Гай с Джасом обменялись взглядами. Потом Джас спокойно сказал:
— Хочу предупредить вас, Ивонн. Его защита — это дело его адвокатов. Моя работа — защищать вас. — Он перевернул левую руку ладонью вверх и принялся ее рассматривать, словно надеялся прочитать в линиях руки ответы на свои вопросы. — Ивонн, вас будут обвинять в совместном преступлении, но вы должны понять: вам надо думать о себе. Ради вас, ради вашей семьи.
Гай молчал. Я тоже молчала. Этот ланч принял неожиданный оборот. Мы пришли отпраздновать мой выход под залог — нам вообще не следовало обсуждать мое дело, во всяком случае, здесь. Я вдруг поняла, что в ближайшие месяцы нам предстоит только о нем и говорить, волнуясь, как все повернется. Я слегка покачала головой. В этот момент Гай неожиданно встал, бросил салфетку на стол и сказал:
— Пока не принесли пиццу, схожу в туалет.
Обычно он не считал нужным давать подобные объяснения. Поднимаясь, он ощупал карман, проверяя, на месте ли телефон. Мы с Джасом немного помолчали. Наш столик стоял в уединении, отгороженный от остальных решеткой с искусственной зеленью. Джас взглянул на меня, его плотно сжатые губы сложились в подобие улыбки. Он снял очки, прищурился, потом снова надел их и негромко сказал:
— Я знаю, что вы занимаетесь наукой, но понятия не имею, в какой области.

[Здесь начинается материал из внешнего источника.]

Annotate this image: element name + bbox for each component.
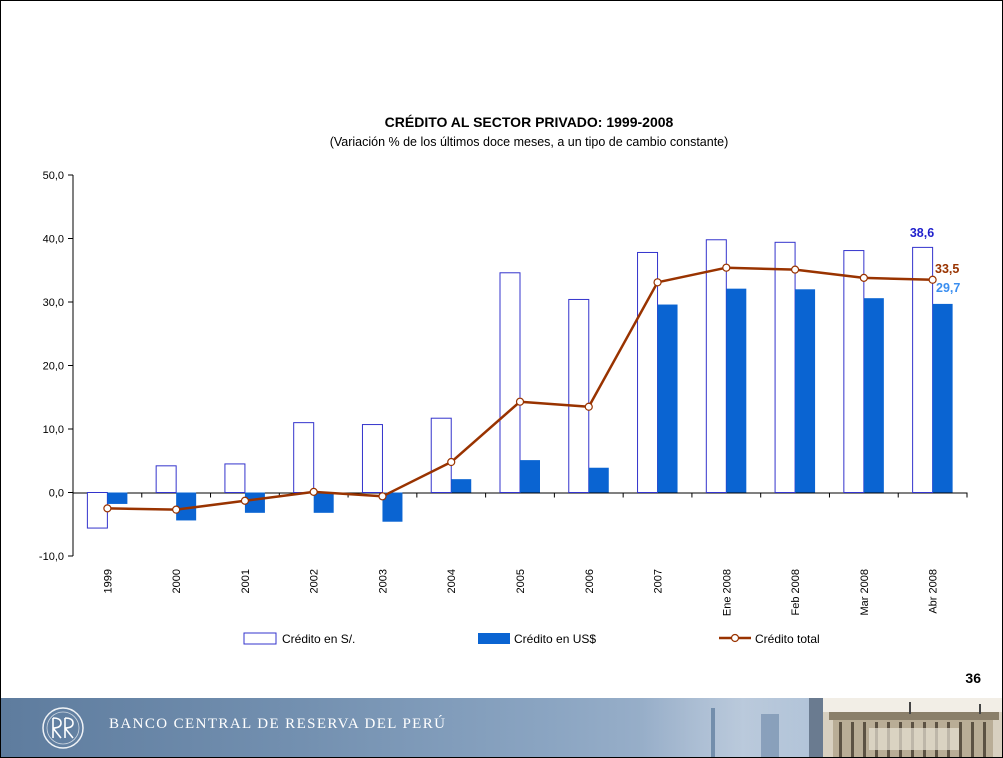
bar-soles bbox=[361, 424, 383, 493]
page-number: 36 bbox=[965, 670, 981, 686]
footer-banner: BANCO CENTRAL DE RESERVA DEL PERÚ bbox=[1, 698, 1002, 757]
bar-dollars bbox=[726, 288, 747, 493]
line-total-point bbox=[859, 273, 868, 282]
legend-swatch-soles bbox=[243, 632, 277, 645]
bar-dollars bbox=[382, 492, 403, 522]
bar-soles bbox=[293, 422, 315, 493]
bcrp-monogram-icon bbox=[42, 707, 84, 749]
bar-soles bbox=[774, 241, 796, 493]
y-tick-label: 10,0 bbox=[43, 424, 64, 436]
bar-soles bbox=[430, 417, 452, 493]
bar-soles bbox=[912, 246, 934, 493]
building-photo bbox=[809, 698, 1002, 757]
bank-name: BANCO CENTRAL DE RESERVA DEL PERÚ bbox=[109, 716, 447, 732]
line-total-point bbox=[790, 265, 800, 274]
x-tick-label: 2006 bbox=[584, 569, 596, 593]
line-total-point bbox=[103, 504, 112, 513]
legend-swatch-dollars bbox=[478, 633, 510, 644]
x-tick-label: 2000 bbox=[171, 569, 183, 593]
y-tick-label: 30,0 bbox=[43, 297, 64, 309]
x-tick-label: Abr 2008 bbox=[928, 569, 940, 614]
series-dollars-bars bbox=[107, 288, 953, 522]
bar-dollars bbox=[863, 298, 884, 493]
line-total-point bbox=[584, 402, 593, 411]
y-tick-label: -10,0 bbox=[39, 551, 64, 563]
bar-dollars bbox=[520, 460, 540, 493]
legend-label-dollars: Crédito en US$ bbox=[514, 632, 596, 646]
series-soles-bars bbox=[86, 239, 934, 529]
line-total-point bbox=[172, 505, 181, 514]
bar-dollars bbox=[313, 492, 334, 513]
x-tick-label: 2004 bbox=[446, 569, 458, 593]
footer-column bbox=[711, 708, 715, 757]
bar-soles bbox=[568, 298, 590, 493]
y-tick-label: 0,0 bbox=[49, 488, 64, 500]
bar-soles bbox=[843, 250, 865, 493]
line-total-point bbox=[653, 278, 662, 287]
legend-label-soles: Crédito en S/. bbox=[282, 632, 355, 646]
bar-dollars bbox=[107, 492, 128, 504]
line-total-point bbox=[378, 492, 387, 501]
x-tick-label: 2005 bbox=[515, 569, 527, 593]
line-total-point bbox=[722, 263, 731, 272]
bar-dollars bbox=[176, 492, 197, 521]
y-tick-label: 40,0 bbox=[43, 234, 64, 246]
x-tick-label: 2007 bbox=[653, 569, 665, 593]
x-tick-label: Feb 2008 bbox=[790, 569, 802, 615]
legend-swatch-total-marker bbox=[730, 633, 740, 643]
footer-texture bbox=[641, 698, 811, 757]
bar-dollars bbox=[588, 467, 609, 493]
line-total-point bbox=[309, 487, 318, 496]
line-total-point bbox=[240, 496, 250, 505]
data-label-total-last: 33,5 bbox=[935, 262, 959, 276]
series-total-line bbox=[103, 263, 937, 514]
bar-dollars bbox=[795, 289, 816, 493]
bar-soles bbox=[499, 272, 521, 494]
chart-title: CRÉDITO AL SECTOR PRIVADO: 1999-2008 bbox=[385, 114, 674, 130]
x-tick-label: Ene 2008 bbox=[721, 569, 733, 616]
x-tick-label: 2001 bbox=[240, 569, 252, 593]
x-tick-labels: 1999 2000 2001 2002 2003 2004 2005 2006 2007 Ene … bbox=[102, 569, 939, 616]
line-total-point bbox=[928, 275, 937, 284]
data-label-dollars-last: 29,7 bbox=[936, 281, 960, 295]
data-label-soles-last: 38,6 bbox=[910, 226, 934, 240]
bar-soles bbox=[705, 239, 727, 493]
y-ticks: -10,0 0,0 10,0 20,0 30,0 40,0 50,0 bbox=[39, 170, 73, 563]
x-tick-label: 2002 bbox=[309, 569, 321, 593]
footer-column bbox=[761, 714, 779, 757]
x-tick-label: Mar 2008 bbox=[859, 569, 871, 615]
bar-dollars bbox=[451, 479, 472, 493]
bar-dollars bbox=[932, 303, 953, 493]
bar-soles bbox=[155, 465, 177, 493]
legend-label-total: Crédito total bbox=[755, 632, 820, 646]
chart: CRÉDITO AL SECTOR PRIVADO: 1999-2008 (Va… bbox=[39, 114, 968, 646]
chart-subtitle: (Variación % de los últimos doce meses, … bbox=[330, 135, 729, 149]
x-tick-label: 2003 bbox=[377, 569, 389, 593]
y-tick-label: 20,0 bbox=[43, 361, 64, 373]
x-tick-label: 1999 bbox=[102, 569, 114, 593]
line-total-point bbox=[515, 397, 525, 406]
bar-soles bbox=[224, 463, 246, 493]
legend: Crédito en S/. Crédito en US$ Crédito to… bbox=[243, 632, 820, 646]
y-tick-label: 50,0 bbox=[43, 170, 64, 182]
bar-dollars bbox=[657, 304, 678, 493]
line-total-point bbox=[447, 457, 456, 467]
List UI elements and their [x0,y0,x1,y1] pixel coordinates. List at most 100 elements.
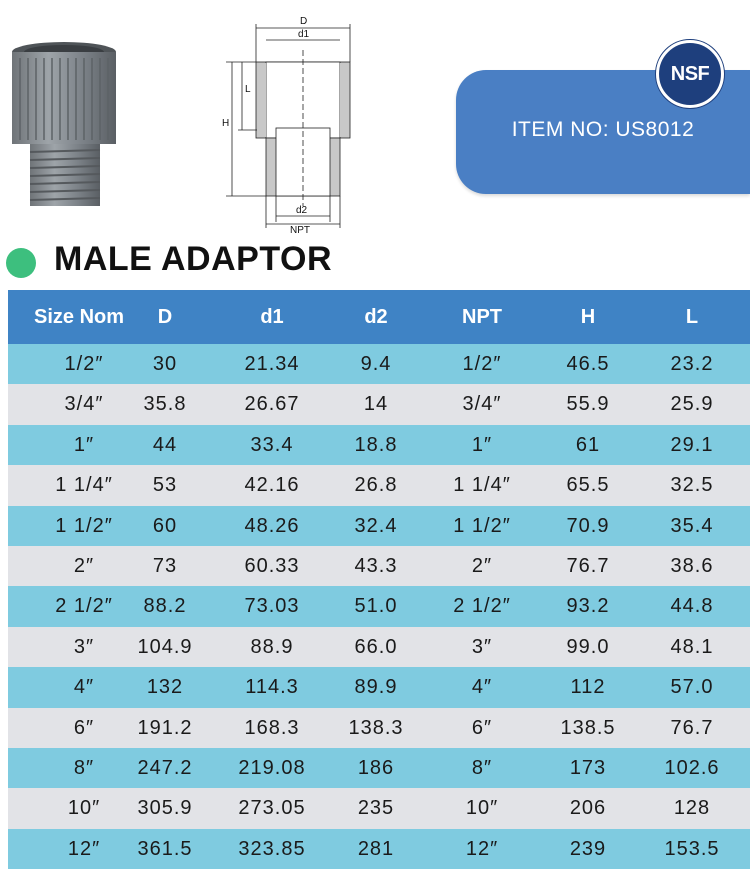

— Я генетик, — ответила я. — Работала над проектом генома человека, потом перешла в частный Бофортовский институт. Мы консультируем правительство и промышленность. Мне хорошо платят, но я скучаю по свободе. И по возможности проводить собственные исследования. Последние несколько лет я работала научным сотрудником, график — два присутственных дня в неделю, но в основном занималась внештатной работой. Потом опять вернулась на полный день, замещала сотрудницу, которая родила ребенка.
Вежливая улыбка, и потом:
— У вас, наверное, огромный авторитет.
— Ну, вы действительно достигаете определенного уровня, скажем, если накопили большой опыт. И после этого получаете очки просто за то, что долго занимаетесь своей работой.
— Полагаю, Ивонн, что в своем случае вы преуменьшаете. — Джас смотрел на меня, и я поняла, что моя скромность кажется ему ложной.
Нет, хотелось мне возразить, вы ошибаетесь. Моя скромность — на сто процентов искренняя.
— Ну, раз уж вы ученый, — сказал он, — может быть, вы сможете кое-что для меня прояснить. Было проведено множество экспериментов с шимпанзе. Я прав?
— Тысячи, — подтвердила я. — Шимпанзе — наши ближайшие генетические родственники, у нас совпадает девяносто восемь процентов ДНК. — Я отпила глоток воды, то же самое сделал Джас. — Имейте в виду, — добавила я, — наша ДНК на семьдесят процентов такая же, как у плодовых мушек.
Джас не улыбнулся.
— Некоторые говорят: шимпанзе — почти человек. Наверное, поэтому люди так переживают из-за экспериментов над ними.
Я понимала, что он собирается подвести к чему-то, что имеет отношение к нашему делу, к моей защите, и это «что-то» спровоцировано уходом Гая.
— Возможно, вы слышали об одном эксперименте, — продолжал Джас. — Я читал о нем в газетах много лет назад, и с тех пор он не идет у меня из головы, возможно, из-за его особой жестокости. Меня это поразило. У нас с женой тогда только что родился первый ребенок, сын. У вас тоже есть дети, так что вам знакомо родительское чувство. Мы ведь умереть готовы за наших детей. Вы смотрите на своего ребенка и понимаете, что ради него готовы взойти на костер.
Кто бы мог ждать от моего адвоката подобной доверительности? За короткое время нашего знакомства он произвел на меня впечатление человека приятного, но скорее холодного и прагматичного — но я знала, что он к чему-то клонит.